In the UN, nation-states and their autocratic lobbies, bequest little space to civil society in choices and settlements. Here China may reclaim its leadership role trying to push the «digital sovereignty» issue. Luckily, the UN has ever had negligible power over the Internet, but this is changing.
ISO (International Organization for Standardization) and ITU (International Telecommunication Union), direct UN affairs in the information field, but they relentlessly fumbled the Internet revolution. Driven by old and blotchy telephone monopolists resisted far beyond reason to accept the TCP/IP revolution. When digital convergence took over, at the end of ’90s, their role faded, and they have been confined to the acceptance of decisions taken elsewhere.

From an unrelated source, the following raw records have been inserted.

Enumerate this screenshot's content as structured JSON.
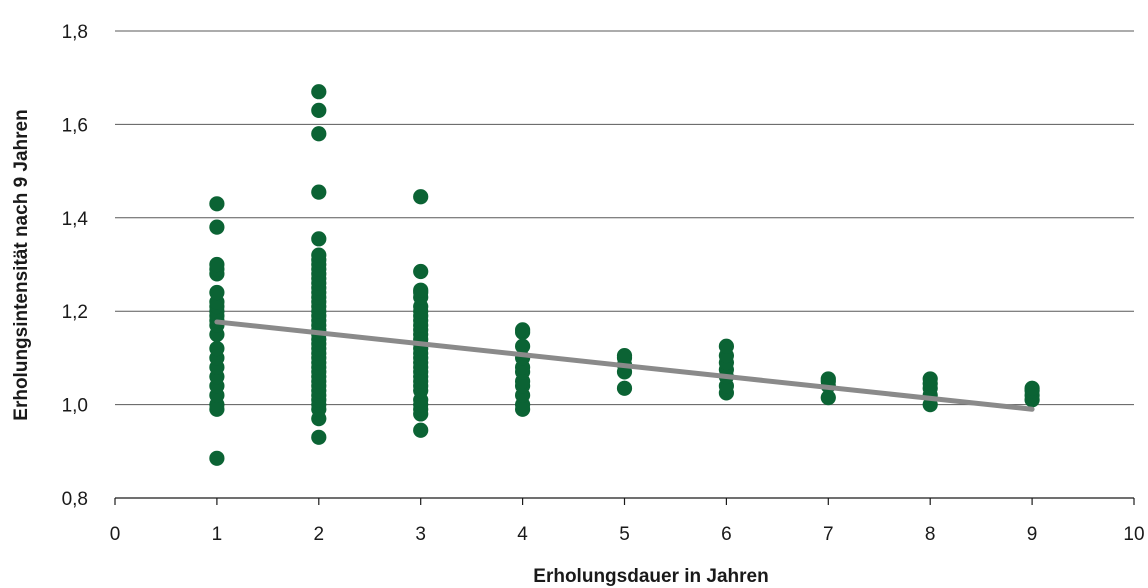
{
  "chart_data": {
    "type": "scatter",
    "xlabel": "Erholungsdauer in Jahren",
    "ylabel": "Erholungsintensität nach 9 Jahren",
    "xlim": [
      0,
      10
    ],
    "ylim": [
      0.8,
      1.8
    ],
    "x_ticks": [
      "0",
      "1",
      "2",
      "3",
      "4",
      "5",
      "6",
      "7",
      "8",
      "9",
      "10"
    ],
    "y_ticks": [
      "0,8",
      "1,0",
      "1,2",
      "1,4",
      "1,6",
      "1,8"
    ],
    "grid": "horizontal",
    "colors": {
      "points": "#0b6334",
      "trend": "#8a8a8a",
      "grid": "#595959"
    },
    "series": [
      {
        "type": "scatter",
        "points": [
          [
            1,
            0.885
          ],
          [
            1,
            0.99
          ],
          [
            1,
            1.0
          ],
          [
            1,
            1.02
          ],
          [
            1,
            1.04
          ],
          [
            1,
            1.06
          ],
          [
            1,
            1.08
          ],
          [
            1,
            1.1
          ],
          [
            1,
            1.12
          ],
          [
            1,
            1.15
          ],
          [
            1,
            1.17
          ],
          [
            1,
            1.18
          ],
          [
            1,
            1.19
          ],
          [
            1,
            1.2
          ],
          [
            1,
            1.21
          ],
          [
            1,
            1.22
          ],
          [
            1,
            1.24
          ],
          [
            1,
            1.28
          ],
          [
            1,
            1.29
          ],
          [
            1,
            1.3
          ],
          [
            1,
            1.38
          ],
          [
            1,
            1.43
          ],
          [
            2,
            0.93
          ],
          [
            2,
            0.97
          ],
          [
            2,
            0.99
          ],
          [
            2,
            1.0
          ],
          [
            2,
            1.01
          ],
          [
            2,
            1.02
          ],
          [
            2,
            1.03
          ],
          [
            2,
            1.04
          ],
          [
            2,
            1.05
          ],
          [
            2,
            1.06
          ],
          [
            2,
            1.07
          ],
          [
            2,
            1.08
          ],
          [
            2,
            1.09
          ],
          [
            2,
            1.1
          ],
          [
            2,
            1.11
          ],
          [
            2,
            1.12
          ],
          [
            2,
            1.13
          ],
          [
            2,
            1.14
          ],
          [
            2,
            1.15
          ],
          [
            2,
            1.16
          ],
          [
            2,
            1.17
          ],
          [
            2,
            1.18
          ],
          [
            2,
            1.19
          ],
          [
            2,
            1.2
          ],
          [
            2,
            1.21
          ],
          [
            2,
            1.22
          ],
          [
            2,
            1.23
          ],
          [
            2,
            1.24
          ],
          [
            2,
            1.25
          ],
          [
            2,
            1.26
          ],
          [
            2,
            1.27
          ],
          [
            2,
            1.28
          ],
          [
            2,
            1.29
          ],
          [
            2,
            1.3
          ],
          [
            2,
            1.31
          ],
          [
            2,
            1.32
          ],
          [
            2,
            1.355
          ],
          [
            2,
            1.455
          ],
          [
            2,
            1.58
          ],
          [
            2,
            1.63
          ],
          [
            2,
            1.67
          ],
          [
            3,
            0.945
          ],
          [
            3,
            0.98
          ],
          [
            3,
            0.99
          ],
          [
            3,
            1.0
          ],
          [
            3,
            1.01
          ],
          [
            3,
            1.03
          ],
          [
            3,
            1.04
          ],
          [
            3,
            1.05
          ],
          [
            3,
            1.06
          ],
          [
            3,
            1.07
          ],
          [
            3,
            1.08
          ],
          [
            3,
            1.09
          ],
          [
            3,
            1.1
          ],
          [
            3,
            1.11
          ],
          [
            3,
            1.12
          ],
          [
            3,
            1.13
          ],
          [
            3,
            1.14
          ],
          [
            3,
            1.15
          ],
          [
            3,
            1.16
          ],
          [
            3,
            1.17
          ],
          [
            3,
            1.18
          ],
          [
            3,
            1.19
          ],
          [
            3,
            1.2
          ],
          [
            3,
            1.21
          ],
          [
            3,
            1.23
          ],
          [
            3,
            1.24
          ],
          [
            3,
            1.245
          ],
          [
            3,
            1.285
          ],
          [
            3,
            1.445
          ],
          [
            4,
            0.99
          ],
          [
            4,
            1.0
          ],
          [
            4,
            1.02
          ],
          [
            4,
            1.04
          ],
          [
            4,
            1.05
          ],
          [
            4,
            1.07
          ],
          [
            4,
            1.08
          ],
          [
            4,
            1.1
          ],
          [
            4,
            1.125
          ],
          [
            4,
            1.155
          ],
          [
            4,
            1.16
          ],
          [
            5,
            1.035
          ],
          [
            5,
            1.07
          ],
          [
            5,
            1.085
          ],
          [
            5,
            1.1
          ],
          [
            5,
            1.105
          ],
          [
            6,
            1.025
          ],
          [
            6,
            1.04
          ],
          [
            6,
            1.06
          ],
          [
            6,
            1.075
          ],
          [
            6,
            1.09
          ],
          [
            6,
            1.105
          ],
          [
            6,
            1.125
          ],
          [
            7,
            1.015
          ],
          [
            7,
            1.04
          ],
          [
            7,
            1.05
          ],
          [
            7,
            1.055
          ],
          [
            8,
            1.0
          ],
          [
            8,
            1.02
          ],
          [
            8,
            1.035
          ],
          [
            8,
            1.045
          ],
          [
            8,
            1.055
          ],
          [
            9,
            1.01
          ],
          [
            9,
            1.02
          ],
          [
            9,
            1.03
          ],
          [
            9,
            1.035
          ]
        ]
      },
      {
        "type": "trendline",
        "points": [
          [
            1,
            1.177
          ],
          [
            9,
            0.99
          ]
        ]
      }
    ]
  }
}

Now they come at hand for the censors of all over the world, inflating their monopolistic heritage.
In the UN, China is trying to settle something like a «digital sovereign» policy supported by the other authoritarian countries.
Meanwhile, in the ITU, where China delegates have sneaked in proper commission, Huawei presented a «New IP» proposal.
Internet Protocol (IP) in fact needs an upgrade. This earliest, essential Jon Postel protocol, is the basis of all Internet communications, these days celebrate its 39 years of distinguished service. IP show vast signs of ageing. Huawei proposal tries to overcome the problems with an eye to own master, the Chinese Communist Party.
In fact, New IP proposal has satisfying tools for censors too. For instance, the so-called «kill-switch» allows authorities to completely shut up a single network address, wiping (or deviate) all the incoming or outgoing traffic. A handy tool against dissidents!
The problem here is not what China does in its borders, albeit human rights of Chinese people (and Tibetan and Uygurs, too) cannot be forgotten.
The problem is that the authoritarian coalition is working hard to export the opposite of freedom, naming it «digital sovereignty».
If they manage to get this for themselves, then all the countries of the world will naturally be inclined to adopt this approach.
Chinese digital authoritarianism will be at the reach of every bureaucrat near you.